Alter Schwede

Der traditionsreiche Fahrzeughersteller Saab hatte die letzten Jahre schwer zu kämpfen, bis die Konzernmutter GM entschied, dass die Schweden ein Verlustgeschäft darstellen. 2011 war Schluss in Trollshättan, Saab meldete Insolvenz an und die Werkstore schlossen sich. Ein Desaster für die knapp 3.500 Beschäftigten. Viele gaben Saab verloren, erklärten die Marke für beerdigt. Doch in diesem Jahr warteten die Schweden mit einer Überraschung auf. Sie gaben bekannt, dass sich die Hallen in Trollhättan wieder öffnen werden und die Produktion noch in diesem Herbst wieder anlaufen soll. Zeit, sich die alten Modelle der glücklosen Schweden noch einmal anzusehen.

 

Der neue Saab 9-3 wird vielen bekannt vorkommen, basiert er doch weitgehend auf dem 9-3 aus dem Jahr 2002. Das Besondere ist, dass es von dem Modell auch eine Cabrio-Version gibt.
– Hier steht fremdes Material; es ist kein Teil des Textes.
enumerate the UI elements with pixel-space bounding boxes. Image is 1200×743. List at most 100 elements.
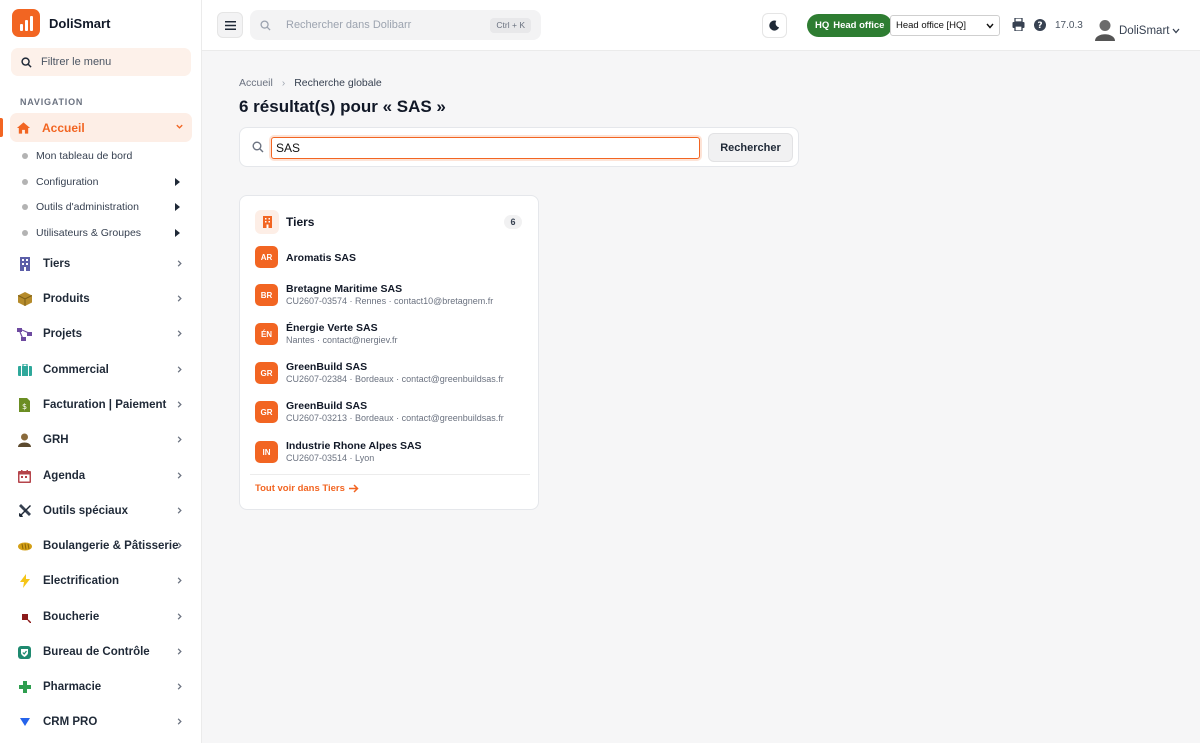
sidebar-item-label: Produits: [43, 293, 90, 305]
app-name: DoliSmart: [49, 15, 111, 31]
result-item-name: Bretagne Maritime SAS: [286, 283, 403, 295]
company-initials-avatar: GR: [255, 362, 278, 384]
chevron-right-icon: [177, 401, 182, 408]
result-item-meta: Nantes · contact@nergiev.fr: [286, 335, 398, 345]
result-item[interactable]: GR GreenBuild SAS CU2607-02384 · Bordeau…: [255, 361, 525, 396]
chevron-down-icon: [986, 23, 994, 29]
search-query-input[interactable]: [271, 137, 700, 159]
briefcase-icon: [17, 363, 32, 378]
sidebar-item-label: Outils spéciaux: [43, 505, 129, 517]
results-count-badge: 6: [504, 215, 522, 229]
sidebar-item-facturation[interactable]: $ Facturation | Paiement: [10, 391, 192, 419]
sidebar-item-label: Boucherie: [43, 611, 100, 623]
arrow-right-icon: [348, 484, 359, 493]
sidebar-item-tiers[interactable]: Tiers: [10, 250, 192, 278]
sidebar-item-label: CRM PRO: [43, 716, 98, 728]
result-item-name: Industrie Rhone Alpes SAS: [286, 440, 422, 452]
entity-select-value: Head office [HQ]: [896, 20, 967, 31]
sidebar-item-label: Commercial: [43, 364, 109, 376]
building-icon: [255, 210, 279, 234]
sidebar-subitem-admin-tools[interactable]: Outils d'administration: [22, 197, 192, 217]
pharmacy-cross-icon: [17, 680, 32, 695]
sidebar-subitem-label: Configuration: [36, 176, 99, 188]
page-title: 6 résultat(s) pour « SAS »: [239, 97, 446, 116]
sidebar-item-bureau-controle[interactable]: Bureau de Contrôle: [10, 638, 192, 666]
search-card: Rechercher: [239, 127, 799, 167]
sidebar-item-label: Accueil: [42, 120, 85, 135]
user-name[interactable]: DoliSmart: [1119, 25, 1169, 37]
chevron-right-icon: [177, 542, 182, 549]
company-initials-avatar: ÉN: [255, 323, 278, 345]
menu-toggle-button[interactable]: [217, 12, 243, 38]
sidebar-item-label: Boulangerie & Pâtisserie: [43, 540, 179, 552]
result-item[interactable]: ÉN Énergie Verte SAS Nantes · contact@ne…: [255, 322, 525, 357]
breadcrumb-home[interactable]: Accueil: [239, 77, 273, 89]
sidebar-item-boulangerie[interactable]: Boulangerie & Pâtisserie: [10, 532, 192, 560]
result-item-meta: CU2607-03514 · Lyon: [286, 453, 375, 463]
result-item[interactable]: GR GreenBuild SAS CU2607-03213 · Bordeau…: [255, 400, 525, 435]
chevron-right-icon: [177, 260, 182, 267]
sidebar-item-commercial[interactable]: Commercial: [10, 356, 192, 384]
see-all-label: Tout voir dans Tiers: [255, 483, 345, 494]
result-item[interactable]: IN Industrie Rhone Alpes SAS CU2607-0351…: [255, 440, 525, 475]
sidebar-subitem-dashboard[interactable]: Mon tableau de bord: [22, 146, 192, 166]
sidebar-item-pharmacie[interactable]: Pharmacie: [10, 673, 192, 701]
search-submit-button[interactable]: Rechercher: [708, 133, 793, 162]
bread-icon: [17, 539, 32, 554]
chevron-right-icon: [177, 472, 182, 479]
sidebar-item-grh[interactable]: GRH: [10, 426, 192, 454]
chevron-right-icon: [177, 330, 182, 337]
sidebar-item-crm-pro[interactable]: CRM PRO: [10, 708, 192, 736]
menu-filter-input[interactable]: Filtrer le menu: [11, 48, 191, 76]
calendar-icon: [17, 469, 32, 484]
sidebar-subitem-label: Utilisateurs & Groupes: [36, 227, 142, 239]
chevron-right-icon: [177, 295, 182, 302]
see-all-tiers-link[interactable]: Tout voir dans Tiers: [255, 483, 359, 494]
sidebar-subitem-label: Outils d'administration: [36, 201, 139, 213]
active-indicator: [0, 118, 3, 137]
sidebar-item-produits[interactable]: Produits: [10, 285, 192, 313]
results-card-tiers: Tiers 6 AR Aromatis SAS BR Bretagne Mari…: [239, 195, 539, 510]
svg-text:$: $: [22, 402, 27, 411]
search-shortcut-hint: Ctrl + K: [490, 18, 531, 33]
dolismart-logo-icon: [12, 9, 40, 37]
sidebar-item-projets[interactable]: Projets: [10, 320, 192, 348]
sidebar-item-label: Pharmacie: [43, 681, 102, 693]
box-icon: [17, 292, 32, 307]
sidebar-item-electrification[interactable]: Electrification: [10, 567, 192, 595]
shield-check-icon: [17, 645, 32, 660]
dark-mode-toggle[interactable]: [762, 13, 787, 38]
divider: [250, 474, 530, 475]
breadcrumb-separator-icon: ›: [281, 77, 286, 89]
result-item[interactable]: BR Bretagne Maritime SAS CU2607-03574 · …: [255, 283, 525, 318]
entity-badge[interactable]: HQ Head office: [807, 14, 893, 37]
help-icon[interactable]: ?: [1034, 19, 1046, 31]
sidebar-item-outils-speciaux[interactable]: Outils spéciaux: [10, 497, 192, 525]
global-search-input[interactable]: Rechercher dans Dolibarr Ctrl + K: [250, 10, 541, 40]
svg-text:?: ?: [1037, 21, 1042, 31]
sidebar-item-label: Projets: [43, 328, 82, 340]
global-search-placeholder: Rechercher dans Dolibarr: [286, 19, 412, 31]
entity-select[interactable]: Head office [HQ]: [890, 15, 1000, 36]
hamburger-icon: [224, 20, 236, 30]
sidebar-item-agenda[interactable]: Agenda: [10, 462, 192, 490]
sidebar-item-accueil[interactable]: Accueil: [0, 113, 192, 142]
result-item-name: GreenBuild SAS: [286, 361, 368, 373]
result-item[interactable]: AR Aromatis SAS: [255, 246, 525, 280]
company-initials-avatar: GR: [255, 401, 278, 423]
sidebar-item-boucherie[interactable]: Boucherie: [10, 603, 192, 631]
breadcrumb-current: Recherche globale: [294, 77, 382, 89]
building-icon: [17, 257, 32, 272]
user-avatar-icon[interactable]: [1095, 19, 1115, 41]
print-icon[interactable]: [1012, 18, 1025, 31]
topbar: Rechercher dans Dolibarr Ctrl + K HQ Hea…: [202, 0, 1200, 51]
sidebar-subitem-configuration[interactable]: Configuration: [22, 172, 192, 192]
sidebar-subitem-users-groups[interactable]: Utilisateurs & Groupes: [22, 223, 192, 243]
company-initials-avatar: AR: [255, 246, 278, 268]
entity-badge-label: Head office: [833, 20, 885, 31]
search-icon: [260, 19, 271, 31]
chevron-down-icon[interactable]: [1172, 28, 1180, 34]
bullet-icon: [22, 179, 28, 185]
result-item-name: Énergie Verte SAS: [286, 322, 378, 334]
brand[interactable]: DoliSmart: [12, 9, 110, 37]
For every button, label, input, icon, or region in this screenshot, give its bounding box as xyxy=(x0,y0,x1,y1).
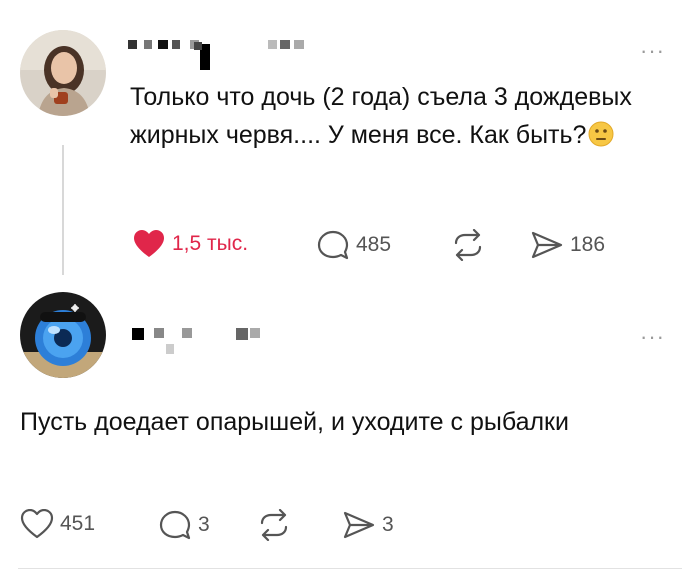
avatar-replier[interactable] xyxy=(20,292,106,378)
send-icon xyxy=(531,231,563,259)
repost-button[interactable] xyxy=(256,509,292,541)
comment-icon xyxy=(317,230,349,260)
reply-count: 485 xyxy=(356,233,392,256)
like-button[interactable]: 1,5 тыс. xyxy=(132,229,248,259)
repost-button[interactable] xyxy=(450,229,486,261)
share-button[interactable]: 186 xyxy=(530,229,605,261)
more-icon[interactable]: ··· xyxy=(640,40,665,62)
like-count: 451 xyxy=(60,512,96,535)
repost-icon xyxy=(454,229,482,261)
comment-icon xyxy=(159,510,191,540)
heart-icon xyxy=(20,509,54,539)
like-button[interactable]: 451 xyxy=(20,509,95,539)
avatar-author[interactable] xyxy=(20,30,106,116)
share-button[interactable]: 3 xyxy=(342,509,394,541)
comment-button[interactable]: 3 xyxy=(158,509,210,541)
repost-icon xyxy=(260,509,288,541)
divider xyxy=(18,568,682,569)
like-count: 1,5 тыс. xyxy=(172,232,249,255)
thread-line xyxy=(62,145,64,275)
redacted-username xyxy=(128,38,328,72)
more-icon[interactable]: ··· xyxy=(640,326,665,348)
post-text: Пусть доедает опарышей, и уходите с рыба… xyxy=(20,403,580,441)
reply-count: 3 xyxy=(198,513,210,536)
post-text-content: Только что дочь (2 года) съела 3 дождевы… xyxy=(130,83,632,149)
post-text-content: Пусть доедает опарышей, и уходите с рыба… xyxy=(20,408,569,436)
redacted-username xyxy=(132,326,272,360)
comment-button[interactable]: 485 xyxy=(316,229,391,261)
send-icon xyxy=(343,511,375,539)
share-count: 186 xyxy=(570,233,606,256)
share-count: 3 xyxy=(382,513,394,536)
heart-icon xyxy=(134,230,164,257)
post-text: Только что дочь (2 года) съела 3 дождевы… xyxy=(130,78,690,158)
neutral-face-emoji xyxy=(588,120,614,158)
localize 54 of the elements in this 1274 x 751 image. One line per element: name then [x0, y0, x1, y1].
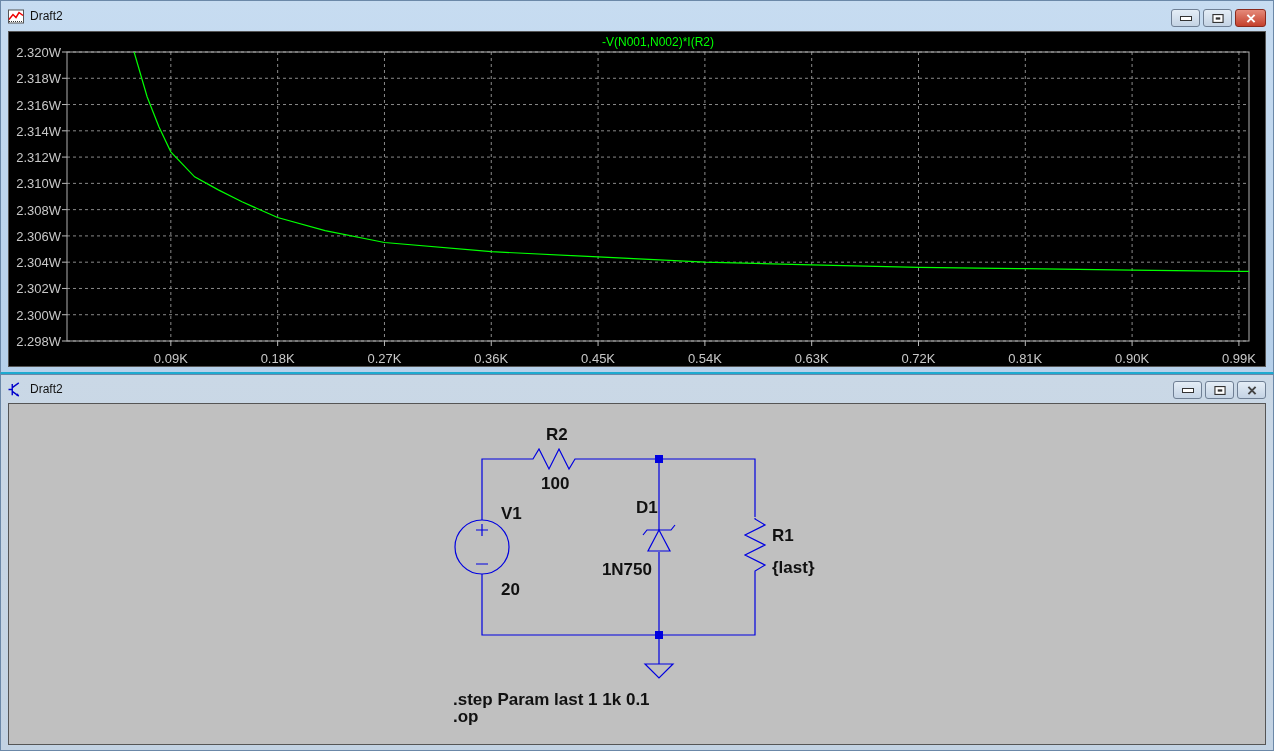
- x-axis-label: 0.81K: [1008, 351, 1043, 366]
- minimize-button[interactable]: [1171, 9, 1200, 27]
- x-axis-label: 0.45K: [581, 351, 616, 366]
- y-axis-label: 2.318W: [16, 71, 61, 87]
- close-icon: [1245, 385, 1258, 395]
- minimize-button[interactable]: [1173, 381, 1202, 399]
- x-axis-label: 0.72K: [901, 351, 936, 366]
- resistor-symbol: [743, 517, 767, 578]
- component-name: D1: [636, 498, 658, 517]
- maximize-button[interactable]: [1205, 381, 1234, 399]
- minimize-icon: [1181, 385, 1194, 395]
- minimize-icon: [1179, 13, 1192, 23]
- y-axis-label: 2.320W: [16, 45, 61, 60]
- x-axis-label: 0.18K: [260, 351, 295, 366]
- ground-symbol: [643, 663, 675, 679]
- close-button[interactable]: [1237, 381, 1266, 399]
- maximize-icon: [1213, 385, 1226, 395]
- spice-directive: .op: [453, 707, 479, 726]
- y-axis-label: 2.316W: [16, 97, 61, 113]
- y-axis-label: 2.298W: [16, 334, 61, 349]
- y-axis-label: 2.302W: [16, 281, 61, 297]
- x-axis-label: 0.54K: [687, 351, 722, 366]
- zener-diode-symbol: [642, 524, 676, 552]
- x-axis-label: 0.27K: [367, 351, 402, 366]
- x-axis-label: 0.36K: [474, 351, 509, 366]
- y-axis-label: 2.308W: [16, 202, 61, 218]
- plot-icon: [8, 8, 24, 24]
- resistor-symbol: [527, 447, 586, 471]
- component-value: 1N750: [601, 560, 652, 579]
- y-axis-label: 2.314W: [16, 123, 61, 139]
- y-axis-label: 2.312W: [16, 150, 61, 166]
- voltage-source-symbol: [454, 519, 510, 575]
- component-value: 100: [541, 474, 570, 493]
- x-axis-label: 0.09K: [153, 351, 188, 366]
- component-name: R2: [546, 425, 568, 444]
- y-axis-label: 2.310W: [16, 176, 61, 192]
- x-axis-label: 0.63K: [794, 351, 829, 366]
- close-icon: [1244, 13, 1257, 23]
- x-axis-label: 0.90K: [1115, 351, 1150, 366]
- trace-title[interactable]: -V(N001,N002)*I(R2): [602, 35, 714, 49]
- y-axis-label: 2.304W: [16, 255, 61, 271]
- maximize-icon: [1211, 13, 1224, 23]
- window-title: Draft2: [30, 9, 63, 23]
- spice-directive: .step Param last 1 1k 0.1: [453, 690, 650, 709]
- component-name: R1: [772, 526, 794, 545]
- x-axis-label: 0.99K: [1221, 351, 1256, 366]
- y-axis-label: 2.306W: [16, 228, 61, 244]
- component-value: 20: [501, 580, 520, 599]
- component-value: {last}: [772, 558, 815, 577]
- window-title: Draft2: [30, 382, 63, 396]
- maximize-button[interactable]: [1203, 9, 1232, 27]
- close-button[interactable]: [1235, 9, 1266, 27]
- component-name: V1: [501, 504, 522, 523]
- y-axis-label: 2.300W: [16, 307, 61, 323]
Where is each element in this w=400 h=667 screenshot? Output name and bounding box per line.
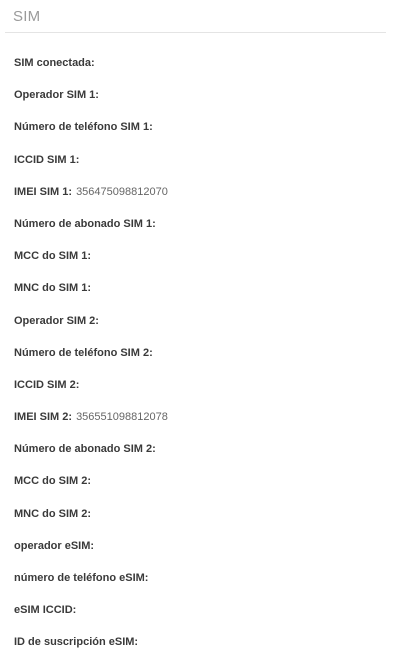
info-label: MCC do SIM 1: xyxy=(14,250,91,263)
section-divider xyxy=(5,32,386,33)
info-label: Número de teléfono SIM 1: xyxy=(14,121,153,134)
info-row-mcc-sim2: MCC do SIM 2: xyxy=(14,473,168,505)
info-row-subscriber-sim1: Número de abonado SIM 1: xyxy=(14,216,168,248)
info-row-phone-sim2: Número de teléfono SIM 2: xyxy=(14,345,168,377)
info-row-operator-esim: operador eSIM: xyxy=(14,538,168,570)
info-label: Número de abonado SIM 2: xyxy=(14,443,156,456)
info-row-imei-sim1: IMEI SIM 1: 356475098812070 xyxy=(14,184,168,216)
info-label: SIM conectada: xyxy=(14,57,95,69)
info-label: ID de suscripción eSIM: xyxy=(14,636,139,649)
info-label: MCC do SIM 2: xyxy=(14,475,91,488)
info-label: eSIM ICCID: xyxy=(14,604,77,617)
info-row-subscriber-sim2: Número de abonado SIM 2: xyxy=(14,441,168,473)
info-label: MNC do SIM 2: xyxy=(14,507,91,520)
sim-info-list: SIM conectada: Operador SIM 1: Número de… xyxy=(14,55,168,667)
section-title: SIM xyxy=(13,8,41,25)
info-row-mnc-sim2: MNC do SIM 2: xyxy=(14,506,168,538)
info-row-operator-sim2: Operador SIM 2: xyxy=(14,313,168,345)
info-label: MNC do SIM 1: xyxy=(14,282,91,295)
info-value: 356475098812070 xyxy=(76,185,168,198)
info-label: ICCID SIM 1: xyxy=(14,153,80,166)
info-row-sim-connected: SIM conectada: xyxy=(14,55,168,87)
info-row-subscription-id-esim: ID de suscripción eSIM: xyxy=(14,634,168,666)
info-row-iccid-sim1: ICCID SIM 1: xyxy=(14,152,168,184)
info-label: operador eSIM: xyxy=(14,539,95,552)
info-row-iccid-sim2: ICCID SIM 2: xyxy=(14,377,168,409)
info-label: Número de abonado SIM 1: xyxy=(14,217,156,230)
info-row-mnc-sim1: MNC do SIM 1: xyxy=(14,280,168,312)
info-row-imei-sim2: IMEI SIM 2: 356551098812078 xyxy=(14,409,168,441)
info-label: Operador SIM 1: xyxy=(14,89,99,102)
info-value: 356551098812078 xyxy=(76,411,168,424)
info-label: Número de teléfono SIM 2: xyxy=(14,346,153,359)
info-label: Operador SIM 2: xyxy=(14,314,99,327)
info-row-operator-sim1: Operador SIM 1: xyxy=(14,87,168,119)
info-row-phone-esim: número de teléfono eSIM: xyxy=(14,570,168,602)
info-row-mcc-sim1: MCC do SIM 1: xyxy=(14,248,168,280)
info-row-iccid-esim: eSIM ICCID: xyxy=(14,602,168,634)
info-label: ICCID SIM 2: xyxy=(14,378,80,391)
info-row-phone-sim1: Número de teléfono SIM 1: xyxy=(14,119,168,151)
sim-info-panel: SIM SIM conectada: Operador SIM 1: Númer… xyxy=(0,0,400,648)
info-label: número de teléfono eSIM: xyxy=(14,572,149,584)
info-label: IMEI SIM 1: xyxy=(14,185,73,198)
info-label: IMEI SIM 2: xyxy=(14,411,73,424)
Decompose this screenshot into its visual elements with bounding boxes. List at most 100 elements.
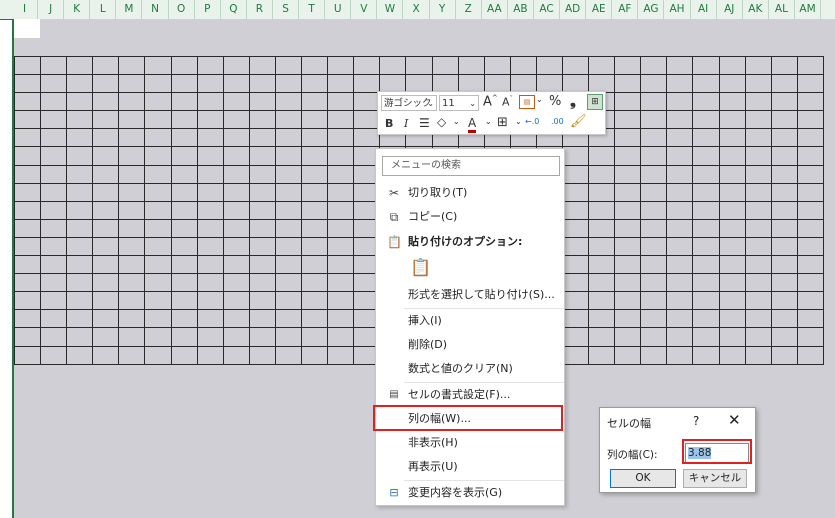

Cabriolets aus dem hohen Norden sind eher untypisch und werden doch eher skeptisch angesehen. Aber es geht, wie man sieht. Der Viersitzer macht eine ordentliche Figur und bietet für ein Cabriolet ausreichend Platz. Im Gegensatz zum schwedischen Konkurrenten Volvo – ja, es gibt mehrere Cabriolets aus Schweden –, der sich für ein mehrteiliges Hardtop entschieden hat, haben die Entwickler von Saab dem 9-3 ein Softtop verpasst, das per Kopfdruck innerhalb von schnellen 20 Sekunden die Sonne und den Fahrtwind ins Fahrzeuginnere lässt.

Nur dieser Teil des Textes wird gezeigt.